Saturday, February 28, 2009

Shomer Negiah;To Be Or Not To Be

At this point in my blogs existence I'm convinced I spend most of my time talking to myself.Nevertheless I would like to throw a question out there and maybe by some freak occurrence Ill get a few responses.Let me preface it by clarifying, its more of a moral dilemma than a question.What do normal people do when meeting members of the opposite sex?The reason I ask is because as people who occasionally read my blog should know I'm presently in Boston undergoing radiation, that being the case I meet doctors,nurses,technicians, social workers,receptionists, and random people, who as luck would have it are all female.I am not going to begin confessing all past, present, and future sins but suffice it to say I have in the past had physical contact with the opposite sex.For some reason probably having to do with hormones and desire overpowering 'Jewish guilt' you don't tend to put a lot of thought into the fact that you're having illegal contact.In a case such as mine where the contact is not sexual strangely enough I feel more guilty shaking hands every time I meet people. To not shake their hands is weird having to start explaining your whole religious philosophy and doesn't make sense because I have contact with them soon anyways when they help me into the frame and onto the table and (not literally) screw me onto the table.

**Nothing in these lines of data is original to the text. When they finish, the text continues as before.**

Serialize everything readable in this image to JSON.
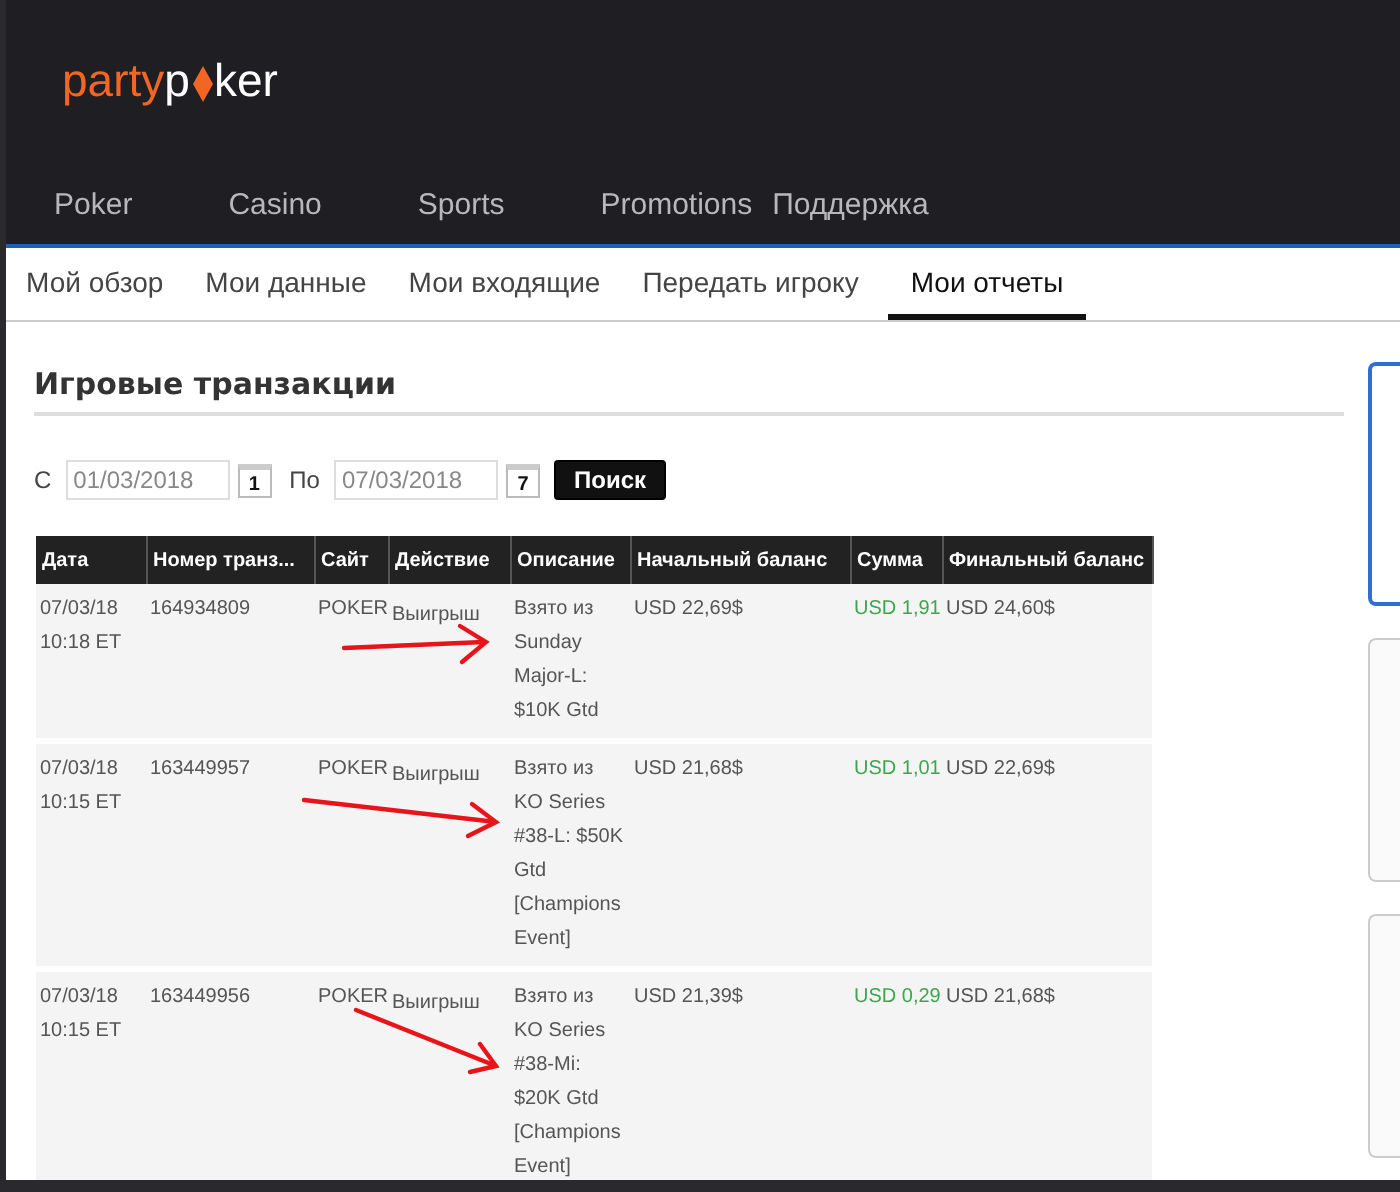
{
  "logo": {
    "part1": "party",
    "part2": "p",
    "part3": "ker"
  },
  "nav": [
    "Poker",
    "Casino",
    "Sports",
    "Promotions",
    "Поддержка"
  ],
  "subnav": [
    {
      "label": "Мой обзор",
      "selected": false
    },
    {
      "label": "Мои данные",
      "selected": false
    },
    {
      "label": "Мои входящие",
      "selected": false
    },
    {
      "label": "Передать игроку",
      "selected": false
    },
    {
      "label": "Мои отчеты",
      "selected": true
    }
  ],
  "section_title": "Игровые транзакции",
  "filter": {
    "from_label": "С",
    "from_value": "01/03/2018",
    "from_day": "1",
    "to_label": "По",
    "to_value": "07/03/2018",
    "to_day": "7",
    "search_button": "Поиск"
  },
  "table": {
    "columns": [
      "Дата",
      "Номер транз...",
      "Сайт",
      "Действие",
      "Описание",
      "Начальный баланс",
      "Сумма",
      "Финальный баланс"
    ],
    "rows": [
      {
        "date": [
          "07/03/18",
          "10:18 ET"
        ],
        "number": "164934809",
        "site": "POKER",
        "action": "Выигрыш",
        "description": [
          "Взято из",
          "Sunday",
          "Major-L:",
          "$10K Gtd"
        ],
        "start": "USD 22,69$",
        "amount": "USD 1,91",
        "final": "USD 24,60$"
      },
      {
        "date": [
          "07/03/18",
          "10:15 ET"
        ],
        "number": "163449957",
        "site": "POKER",
        "action": "Выигрыш",
        "description": [
          "Взято из",
          "KO Series",
          "#38-L: $50K",
          "Gtd",
          "[Champions",
          "Event]"
        ],
        "start": "USD 21,68$",
        "amount": "USD 1,01",
        "final": "USD 22,69$"
      },
      {
        "date": [
          "07/03/18",
          "10:15 ET"
        ],
        "number": "163449956",
        "site": "POKER",
        "action": "Выигрыш",
        "description": [
          "Взято из",
          "KO Series",
          "#38-Mi:",
          "$20K Gtd",
          "[Champions",
          "Event]"
        ],
        "start": "USD 21,39$",
        "amount": "USD 0,29",
        "final": "USD 21,68$"
      }
    ]
  }
}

I also have a strange philosophy of trying to avoid making a chillul Hashem, I don't know if a chassidac family seeing me shake a woman's hand in the waiting room (as happened last week)is better or worse than my other seemingly conflicting philosophy of trying to show people that not all religious Jews are stuck up morons (I'm pretty sure that's only a justification in my warped mind) Between my constant fatigue, headaches, and the Vicodin, I am having trouble working this out so if anybody has any input about what I should do or what they normally do, share.

3 comments:

frum single female said...

this is certainly an interesting take on shomer negiah.

Anonymous said...

Although different, in business I always shake hands. From what I understand the rule is that if the woman puts her hand out first it is OK to shake it. In YU the legend is that the Rav said that you should simply extend your hand but not close it if a female's hand is extended (the dead handshake).

nobody said...

Totally mutar to shake hands if offered. It's not derech chibbah.

In terms of Yu rabbanim, I've heard tell (I don't want to say exactly from who, in case it's not true) that you don't even have to do the "dead fish" - you can do a real handshake. That's what I do at work, or anytime a woman offers to shake.